House - medieval, Inishcaltra, Co. Clare
Co. Clare |
House
Beneath the hearthstone of a medieval house on a small island in Lough Derg, someone had buried twenty-one coins and then, apparently, said nothing more about it.
The house itself has long since disappeared above ground, but excavation in 1974 revealed its outline on Inis Cealtra, the island sometimes called Holy Island, roughly twenty-eight metres south-south-west of the site's distinctive round tower. What emerged was a circular structure about ten metres in diameter, divided internally by straight partitions, furnished with a central hearth, and fitted with a projecting porch on its south-western side.
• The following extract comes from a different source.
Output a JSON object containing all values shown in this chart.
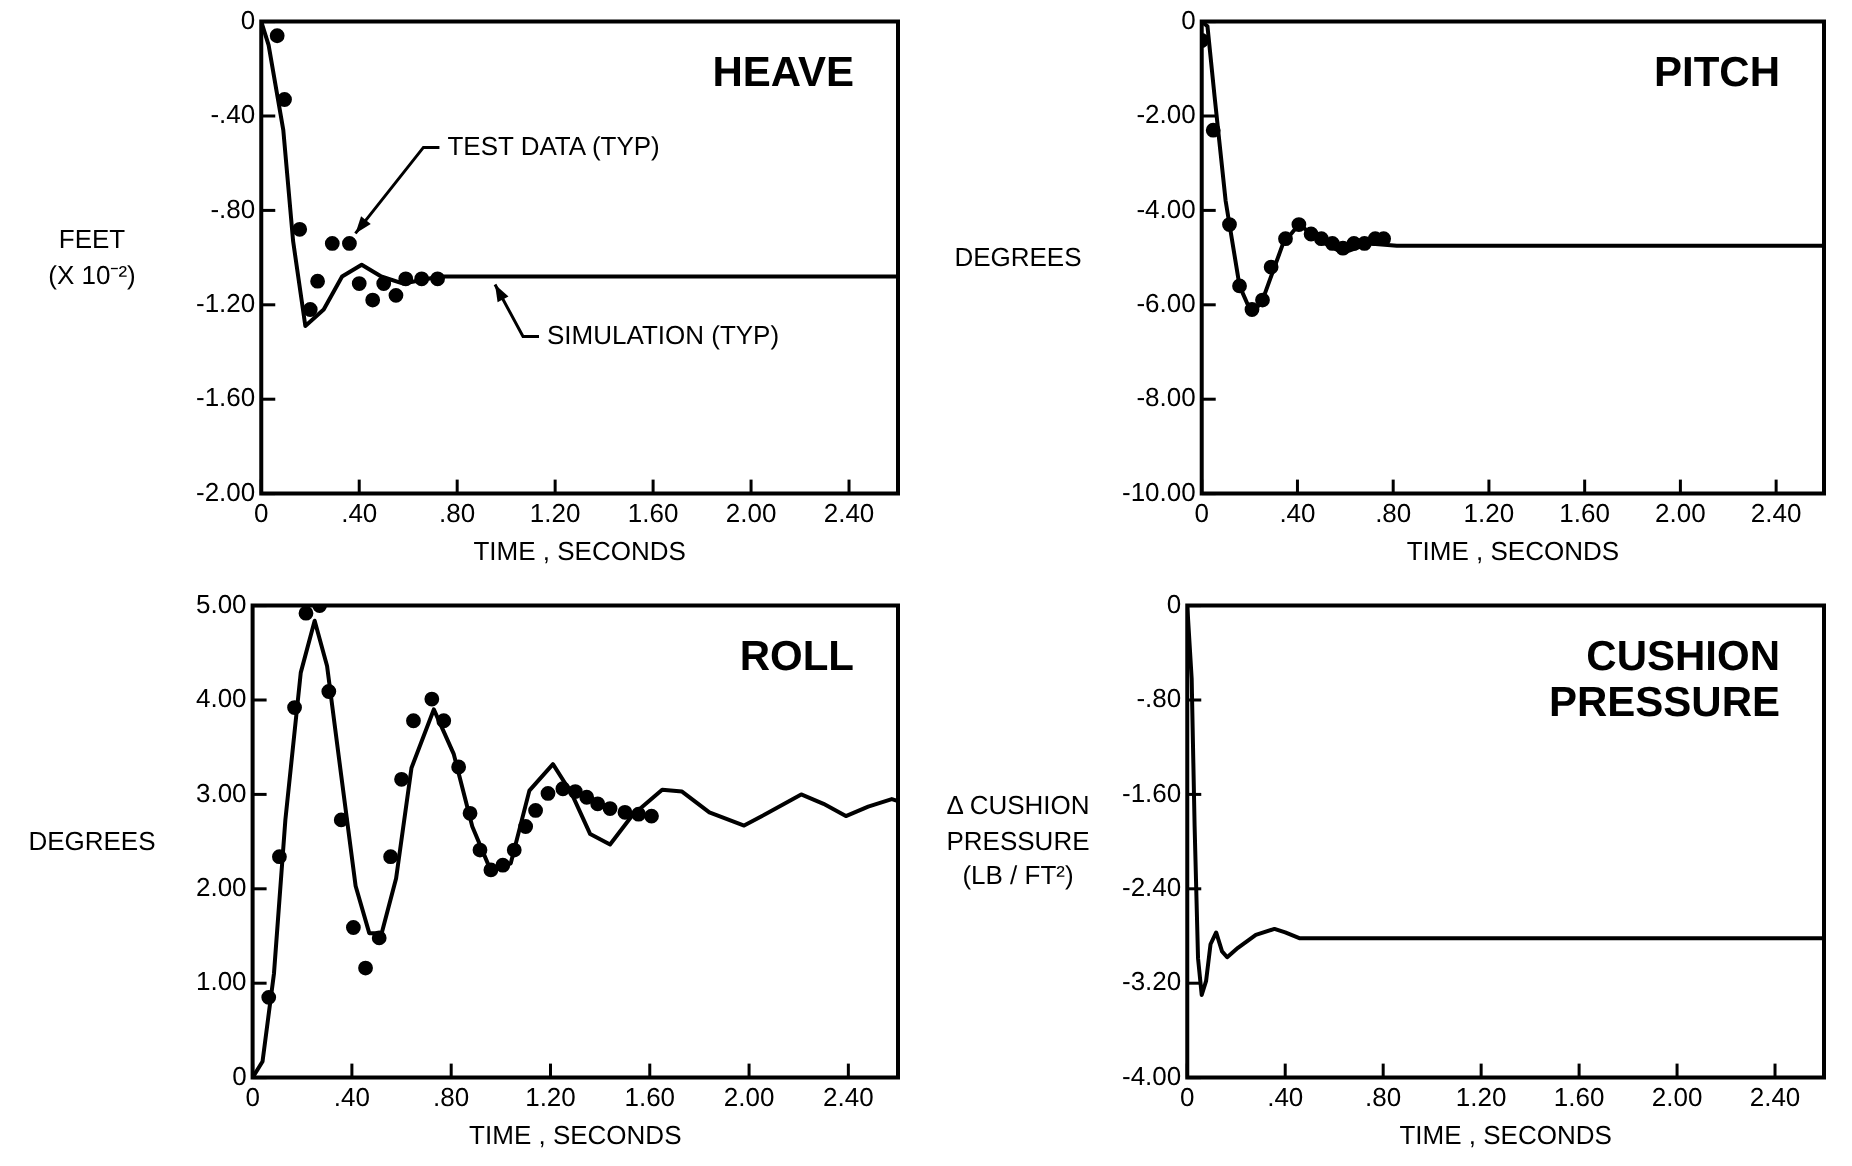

The construction technique was notably unusual. Rather than sinking posts into the ground in the conventional way, the builders appear to have rested large timber uprights, perhaps thirty centimetres in diameter, on surface pads of some kind. Around these ran a slotted outer frame, the ghost of which survived as a dark brown stain in the soil, along with small wattle-holes suggesting lighter timber or woven panels filled in the walls. The result was a building whose structural weight sat on the ground rather than being anchored into it, a method that left a surprisingly legible trace for excavators working some eight centuries later. The coin hoard found beneath the hearth places the house broadly within the Norman period in Ireland. One coin dated to the reign of King Stephen (1135 to 1154), while the remaining twenty were issued under Henry II (1154 to 1189). All twenty-one were described as very worn, meaning they had been in circulation for some time before they were concealed. Whether they were buried for safekeeping and never retrieved, or deposited deliberately as part of some other practice, is not recorded.